Findings from the current study demonstrated that a multi-modal treatment formulation consisting of an initial phase of second-wave CBT followed by MAT led to the successful treatment of an adult female with dual-diagnosis schizophrenia and pathological gambling. The initial CBT phase focussed on reducing the risk of relapse to further hallucinatory episodes, and on targeting the negative symptoms of schizophrenia via the augmentation of social coping skills and personal resources. The subsequent phase of meditative-based therapy focussed on the development of a greater perceptual distance towards intrusive thoughts, emotions, and gambling urges. Based on qualitative feedback, the meditative phase also appeared to instil a greater sense of spiritual awareness, a compassionate regard for self and other, and insight into the impermanent nature of life and phenomena.

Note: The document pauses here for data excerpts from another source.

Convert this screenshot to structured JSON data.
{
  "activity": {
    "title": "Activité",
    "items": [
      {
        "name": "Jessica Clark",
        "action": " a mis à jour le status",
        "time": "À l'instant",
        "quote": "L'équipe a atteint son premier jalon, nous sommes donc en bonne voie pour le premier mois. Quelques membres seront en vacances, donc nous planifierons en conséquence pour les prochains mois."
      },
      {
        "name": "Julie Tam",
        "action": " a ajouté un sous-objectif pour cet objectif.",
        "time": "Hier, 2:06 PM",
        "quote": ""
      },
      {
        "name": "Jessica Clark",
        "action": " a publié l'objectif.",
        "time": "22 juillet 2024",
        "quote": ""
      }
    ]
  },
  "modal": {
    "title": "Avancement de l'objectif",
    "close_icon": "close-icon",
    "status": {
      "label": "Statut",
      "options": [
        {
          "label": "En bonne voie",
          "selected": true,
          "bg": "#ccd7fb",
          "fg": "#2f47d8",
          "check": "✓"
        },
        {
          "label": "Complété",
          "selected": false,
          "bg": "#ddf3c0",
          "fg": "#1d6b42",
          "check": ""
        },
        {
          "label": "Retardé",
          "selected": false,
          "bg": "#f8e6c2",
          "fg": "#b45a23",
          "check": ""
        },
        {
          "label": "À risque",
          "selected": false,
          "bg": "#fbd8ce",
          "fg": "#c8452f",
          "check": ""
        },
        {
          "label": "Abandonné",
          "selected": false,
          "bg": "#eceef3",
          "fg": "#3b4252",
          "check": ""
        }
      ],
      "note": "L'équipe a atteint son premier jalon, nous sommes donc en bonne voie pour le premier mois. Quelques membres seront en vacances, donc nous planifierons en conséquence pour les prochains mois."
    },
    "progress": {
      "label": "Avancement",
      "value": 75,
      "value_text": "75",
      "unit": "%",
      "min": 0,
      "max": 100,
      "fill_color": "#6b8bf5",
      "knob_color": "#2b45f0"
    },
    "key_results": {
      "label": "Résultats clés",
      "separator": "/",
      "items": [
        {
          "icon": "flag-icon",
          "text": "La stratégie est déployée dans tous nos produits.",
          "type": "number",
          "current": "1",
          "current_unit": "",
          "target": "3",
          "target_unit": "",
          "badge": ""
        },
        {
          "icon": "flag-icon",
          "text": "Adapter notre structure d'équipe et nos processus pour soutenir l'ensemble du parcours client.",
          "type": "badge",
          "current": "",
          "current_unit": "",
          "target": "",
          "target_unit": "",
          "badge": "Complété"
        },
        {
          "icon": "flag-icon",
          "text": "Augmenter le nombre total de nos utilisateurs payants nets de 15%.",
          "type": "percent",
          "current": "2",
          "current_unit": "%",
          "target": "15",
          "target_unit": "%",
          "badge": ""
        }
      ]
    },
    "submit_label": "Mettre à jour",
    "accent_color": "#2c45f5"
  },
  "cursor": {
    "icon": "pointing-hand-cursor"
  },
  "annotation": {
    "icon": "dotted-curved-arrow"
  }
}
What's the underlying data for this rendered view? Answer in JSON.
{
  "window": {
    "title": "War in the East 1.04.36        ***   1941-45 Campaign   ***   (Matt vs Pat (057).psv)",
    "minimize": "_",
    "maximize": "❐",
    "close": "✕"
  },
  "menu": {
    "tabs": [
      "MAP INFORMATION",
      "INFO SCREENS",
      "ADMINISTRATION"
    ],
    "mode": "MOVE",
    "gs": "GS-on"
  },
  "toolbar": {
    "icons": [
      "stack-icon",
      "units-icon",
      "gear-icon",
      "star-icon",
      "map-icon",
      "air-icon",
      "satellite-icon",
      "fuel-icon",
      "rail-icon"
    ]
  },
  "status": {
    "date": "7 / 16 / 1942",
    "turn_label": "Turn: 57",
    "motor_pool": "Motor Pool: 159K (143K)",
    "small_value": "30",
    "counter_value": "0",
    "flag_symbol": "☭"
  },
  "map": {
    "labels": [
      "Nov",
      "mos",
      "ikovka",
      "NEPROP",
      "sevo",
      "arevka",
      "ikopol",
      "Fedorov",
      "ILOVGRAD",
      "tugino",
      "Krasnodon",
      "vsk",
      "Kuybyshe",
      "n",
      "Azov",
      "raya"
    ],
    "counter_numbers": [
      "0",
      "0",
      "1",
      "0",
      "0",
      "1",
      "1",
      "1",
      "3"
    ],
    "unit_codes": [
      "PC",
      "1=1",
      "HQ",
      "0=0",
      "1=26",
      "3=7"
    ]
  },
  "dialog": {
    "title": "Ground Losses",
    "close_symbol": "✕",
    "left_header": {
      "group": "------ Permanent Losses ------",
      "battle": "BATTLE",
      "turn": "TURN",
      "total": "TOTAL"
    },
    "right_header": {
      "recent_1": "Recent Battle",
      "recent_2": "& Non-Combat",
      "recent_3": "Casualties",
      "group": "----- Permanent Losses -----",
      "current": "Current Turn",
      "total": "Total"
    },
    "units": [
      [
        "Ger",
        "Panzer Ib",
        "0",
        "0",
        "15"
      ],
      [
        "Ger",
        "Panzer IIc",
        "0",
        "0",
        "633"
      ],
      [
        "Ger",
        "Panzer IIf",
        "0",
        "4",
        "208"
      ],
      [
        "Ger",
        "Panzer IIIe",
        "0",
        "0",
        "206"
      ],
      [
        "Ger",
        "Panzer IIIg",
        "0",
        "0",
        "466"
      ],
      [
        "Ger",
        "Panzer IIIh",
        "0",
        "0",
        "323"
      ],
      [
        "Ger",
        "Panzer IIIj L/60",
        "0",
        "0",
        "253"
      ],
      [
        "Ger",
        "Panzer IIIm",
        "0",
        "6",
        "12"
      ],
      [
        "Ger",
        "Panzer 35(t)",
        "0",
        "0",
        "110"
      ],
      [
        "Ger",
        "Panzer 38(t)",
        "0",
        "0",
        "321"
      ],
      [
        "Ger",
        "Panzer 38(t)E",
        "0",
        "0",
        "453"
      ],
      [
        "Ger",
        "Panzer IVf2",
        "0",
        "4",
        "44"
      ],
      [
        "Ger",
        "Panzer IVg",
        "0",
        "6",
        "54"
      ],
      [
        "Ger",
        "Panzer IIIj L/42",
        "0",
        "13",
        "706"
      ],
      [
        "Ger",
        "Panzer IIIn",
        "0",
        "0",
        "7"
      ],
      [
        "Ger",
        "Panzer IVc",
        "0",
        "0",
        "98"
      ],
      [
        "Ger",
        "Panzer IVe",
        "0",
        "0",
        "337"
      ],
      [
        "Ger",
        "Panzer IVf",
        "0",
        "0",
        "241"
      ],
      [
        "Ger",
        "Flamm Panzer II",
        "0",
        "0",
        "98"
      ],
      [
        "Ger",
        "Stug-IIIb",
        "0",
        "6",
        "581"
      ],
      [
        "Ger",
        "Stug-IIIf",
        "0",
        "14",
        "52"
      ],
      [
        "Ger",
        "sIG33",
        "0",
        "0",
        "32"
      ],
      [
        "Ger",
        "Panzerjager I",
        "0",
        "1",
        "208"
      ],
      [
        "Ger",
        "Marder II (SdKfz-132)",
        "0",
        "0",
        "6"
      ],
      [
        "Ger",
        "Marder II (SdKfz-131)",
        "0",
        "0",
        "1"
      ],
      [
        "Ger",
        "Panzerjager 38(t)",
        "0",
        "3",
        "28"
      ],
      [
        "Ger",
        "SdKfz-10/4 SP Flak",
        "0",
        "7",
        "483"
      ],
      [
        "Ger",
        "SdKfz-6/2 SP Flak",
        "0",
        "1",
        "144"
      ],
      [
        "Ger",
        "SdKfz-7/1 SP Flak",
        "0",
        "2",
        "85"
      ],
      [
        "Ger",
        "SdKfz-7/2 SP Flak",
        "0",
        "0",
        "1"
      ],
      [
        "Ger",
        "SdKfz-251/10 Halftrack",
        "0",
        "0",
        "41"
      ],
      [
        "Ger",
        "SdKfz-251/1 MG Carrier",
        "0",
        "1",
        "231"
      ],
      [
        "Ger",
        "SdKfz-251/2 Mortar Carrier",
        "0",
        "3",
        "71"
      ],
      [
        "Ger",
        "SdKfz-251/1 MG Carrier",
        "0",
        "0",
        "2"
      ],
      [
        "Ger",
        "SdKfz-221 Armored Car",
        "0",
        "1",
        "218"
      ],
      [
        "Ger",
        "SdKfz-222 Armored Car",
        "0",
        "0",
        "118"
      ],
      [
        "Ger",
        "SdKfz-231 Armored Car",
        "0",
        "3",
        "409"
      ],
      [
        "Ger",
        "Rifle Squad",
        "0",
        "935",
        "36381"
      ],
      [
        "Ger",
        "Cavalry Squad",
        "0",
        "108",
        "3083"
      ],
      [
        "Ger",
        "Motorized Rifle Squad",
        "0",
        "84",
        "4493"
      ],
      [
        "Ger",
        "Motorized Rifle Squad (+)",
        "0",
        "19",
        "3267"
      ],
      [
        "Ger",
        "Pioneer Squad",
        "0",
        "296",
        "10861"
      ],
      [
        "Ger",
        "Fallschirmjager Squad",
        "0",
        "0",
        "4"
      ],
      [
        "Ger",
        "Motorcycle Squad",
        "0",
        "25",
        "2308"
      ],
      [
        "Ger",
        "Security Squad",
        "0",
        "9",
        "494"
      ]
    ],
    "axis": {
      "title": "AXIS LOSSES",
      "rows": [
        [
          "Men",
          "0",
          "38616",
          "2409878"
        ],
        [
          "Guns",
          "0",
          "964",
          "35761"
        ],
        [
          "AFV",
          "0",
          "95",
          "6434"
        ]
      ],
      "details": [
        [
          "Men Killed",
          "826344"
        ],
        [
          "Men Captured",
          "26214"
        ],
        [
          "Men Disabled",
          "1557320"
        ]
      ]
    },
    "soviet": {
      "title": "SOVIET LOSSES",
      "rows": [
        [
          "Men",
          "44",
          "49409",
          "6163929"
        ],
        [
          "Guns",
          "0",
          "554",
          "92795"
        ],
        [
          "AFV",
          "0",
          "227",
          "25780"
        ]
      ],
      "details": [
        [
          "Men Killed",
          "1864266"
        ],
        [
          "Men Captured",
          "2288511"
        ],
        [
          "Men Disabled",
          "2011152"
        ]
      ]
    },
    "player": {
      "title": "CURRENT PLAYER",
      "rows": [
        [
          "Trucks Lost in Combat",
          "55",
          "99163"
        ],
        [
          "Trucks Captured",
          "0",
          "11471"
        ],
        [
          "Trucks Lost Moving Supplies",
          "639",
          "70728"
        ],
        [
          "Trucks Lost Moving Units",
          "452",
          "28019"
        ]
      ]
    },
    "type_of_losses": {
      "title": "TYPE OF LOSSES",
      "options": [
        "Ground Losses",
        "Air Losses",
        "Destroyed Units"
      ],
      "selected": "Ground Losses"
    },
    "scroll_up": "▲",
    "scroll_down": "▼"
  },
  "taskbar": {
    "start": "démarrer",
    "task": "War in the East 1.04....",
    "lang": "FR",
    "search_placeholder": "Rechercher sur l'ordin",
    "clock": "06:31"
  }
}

Whilst findings indicate that an initial period of second wave CBT followed by a phase of third-wave CBT may be an acceptable treatment for people with co-occurring schizophrenia and pathological gambling, they should be considered cautiously due to a number of limitations that are inherent to the case study design. Particularly noteworthy amongst these was the absence of a control condition and the fact that Maria’s response to treatment may not be typical of all people with comorbid schizophrenia and pathological gambling. For example, Maria’s motivation to recover, willingness to adhere to the treatment plan, and capacity/readiness to monitor and report symptom changes, are all predictors of a successful response to behavioral interventions (Foa and Emmelkamp 1983). People with more pronounced psychiatric symptoms and/or individuals who do not meet these favourable prognostic criteria may therefore respond less favourably to the challenges of this 20-week multimodal treatment approach. Similarly, in addition to more conventional therapeutic techniques such as diary keeping, behavioural experiments, goal setting, and psychoeducation, the intervention employed a broad range of meditation exercises and meditation-based dialogue techniques that may exert specific training (and therefore time) demands on the part of the therapist. Other notable limitations were the absence of a longer-term follow-up period and the utilization of a preceding 7-day period for measuring gambling involvement (i.e., that does not control for short-term contextual factors such as availability of money). Thus, further clinical evaluation using both single-participant and controlled larger-sample designs is required in order to replicate these findings.
Conflict of Interest
The authors have no competing interests to declare.